Tennyson Down (chalk cliffs beyond bay)
|Elevation||147 m (482 ft)|
|Location||Isle of Wight, England|
|Topo map||OS Landranger 196|
Tennyson Down is a hill at the west end of the Isle of Wight just south of Totland. Tennyson Down is a grassy, whale-backed ridge of chalk which rises to 482 ft/147m above sea level. Tennyson Down is named after the poet Lord Tennyson who lived at nearby Farringford House for nearly 40 years. The poet used to walk on the down almost every day, saying that the air was worth 'sixpence a pint'.
It is part of the chalk ridge that forms the backbone of the Isle of Wight, this ridge extends to the west for 3 miles (4.8 km) where it ends with The Needles. To the east the hill descends gently down to Freshwater Bay where the sea has cut through the ridge. To the south is Highdown Cliffs, a near vertical chalk cliff drop of over 100 metres to the sea below.
The top of the Down is fairly flat and is predominately grass downland which provides a wide area for walking. There is some scrubland and small trees mainly on the northern side which is away from the prevailing wind.
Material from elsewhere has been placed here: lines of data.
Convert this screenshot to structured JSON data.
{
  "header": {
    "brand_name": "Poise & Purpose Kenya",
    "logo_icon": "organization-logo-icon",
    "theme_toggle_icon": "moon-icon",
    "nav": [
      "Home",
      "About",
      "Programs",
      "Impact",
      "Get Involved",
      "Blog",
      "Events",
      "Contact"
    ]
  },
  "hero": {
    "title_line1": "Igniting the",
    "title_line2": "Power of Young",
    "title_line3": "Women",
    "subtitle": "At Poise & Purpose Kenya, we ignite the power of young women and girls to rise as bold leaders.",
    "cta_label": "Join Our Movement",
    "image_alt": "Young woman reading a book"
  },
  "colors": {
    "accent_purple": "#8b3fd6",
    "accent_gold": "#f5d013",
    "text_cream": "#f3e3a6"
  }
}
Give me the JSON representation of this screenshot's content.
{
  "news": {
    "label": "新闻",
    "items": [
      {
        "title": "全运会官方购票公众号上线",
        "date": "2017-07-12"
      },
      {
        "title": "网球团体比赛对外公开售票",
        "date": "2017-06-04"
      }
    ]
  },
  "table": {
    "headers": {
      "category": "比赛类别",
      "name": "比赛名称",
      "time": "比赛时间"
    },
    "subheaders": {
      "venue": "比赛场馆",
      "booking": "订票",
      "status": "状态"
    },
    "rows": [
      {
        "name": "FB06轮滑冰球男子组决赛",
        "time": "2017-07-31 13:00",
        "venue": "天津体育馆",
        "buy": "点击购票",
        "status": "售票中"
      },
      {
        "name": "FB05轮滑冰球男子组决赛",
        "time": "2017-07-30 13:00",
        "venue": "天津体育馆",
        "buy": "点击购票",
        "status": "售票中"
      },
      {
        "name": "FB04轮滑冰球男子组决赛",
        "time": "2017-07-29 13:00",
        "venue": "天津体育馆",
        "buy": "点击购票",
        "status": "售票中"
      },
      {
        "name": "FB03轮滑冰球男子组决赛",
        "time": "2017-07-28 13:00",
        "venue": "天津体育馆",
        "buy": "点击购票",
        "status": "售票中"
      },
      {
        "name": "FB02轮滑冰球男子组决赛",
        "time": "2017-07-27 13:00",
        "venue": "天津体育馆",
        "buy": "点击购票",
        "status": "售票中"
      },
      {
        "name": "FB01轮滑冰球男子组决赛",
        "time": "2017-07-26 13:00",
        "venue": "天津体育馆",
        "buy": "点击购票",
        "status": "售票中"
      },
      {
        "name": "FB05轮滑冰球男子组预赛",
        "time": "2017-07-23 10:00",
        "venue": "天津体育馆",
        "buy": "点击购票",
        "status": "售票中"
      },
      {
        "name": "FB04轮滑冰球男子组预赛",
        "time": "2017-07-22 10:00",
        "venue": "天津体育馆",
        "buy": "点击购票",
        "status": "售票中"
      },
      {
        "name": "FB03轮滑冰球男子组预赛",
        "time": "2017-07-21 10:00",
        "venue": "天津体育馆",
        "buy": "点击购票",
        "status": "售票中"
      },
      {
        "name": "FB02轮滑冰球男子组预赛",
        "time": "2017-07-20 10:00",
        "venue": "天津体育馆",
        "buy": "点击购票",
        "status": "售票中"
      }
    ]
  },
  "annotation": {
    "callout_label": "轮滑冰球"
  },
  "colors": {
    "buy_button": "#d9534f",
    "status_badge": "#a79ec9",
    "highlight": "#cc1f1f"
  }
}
The Down is owned and managed by the National Trust and is grazed by cattle and rabbits which ensures that its grass surface is closely cropped. It is open to the public.
At the top of the Down at a height of 147m stands a huge granite cross commemorating the life of Alfred Lord Tennyson. From here on a clear day it is possible to see Old Harry Rocks and the Isle of Purbeck to the west, Yarmouth and Lymington to the north, and to the east, much of the Solent, Fawley Oil Refinery, a large part of the western half of the Isle of Wight, and St. Catherine's Point, 20 km away across Brighstone Bay. Surprisingly it is not possible to see the Needles from here as they are hidden beyond the next hill to the west which is known as West High Down.
Tennyson Down is one of the most significant downland sites in Britain. It forms the western end of the Tennyson Heritage Coast. It is part of the Headon Warren And West High Down SSSI (Site of Special Scientific Interest) and is part of the Isle of Wight’s Area of Outstanding Natural Beauty.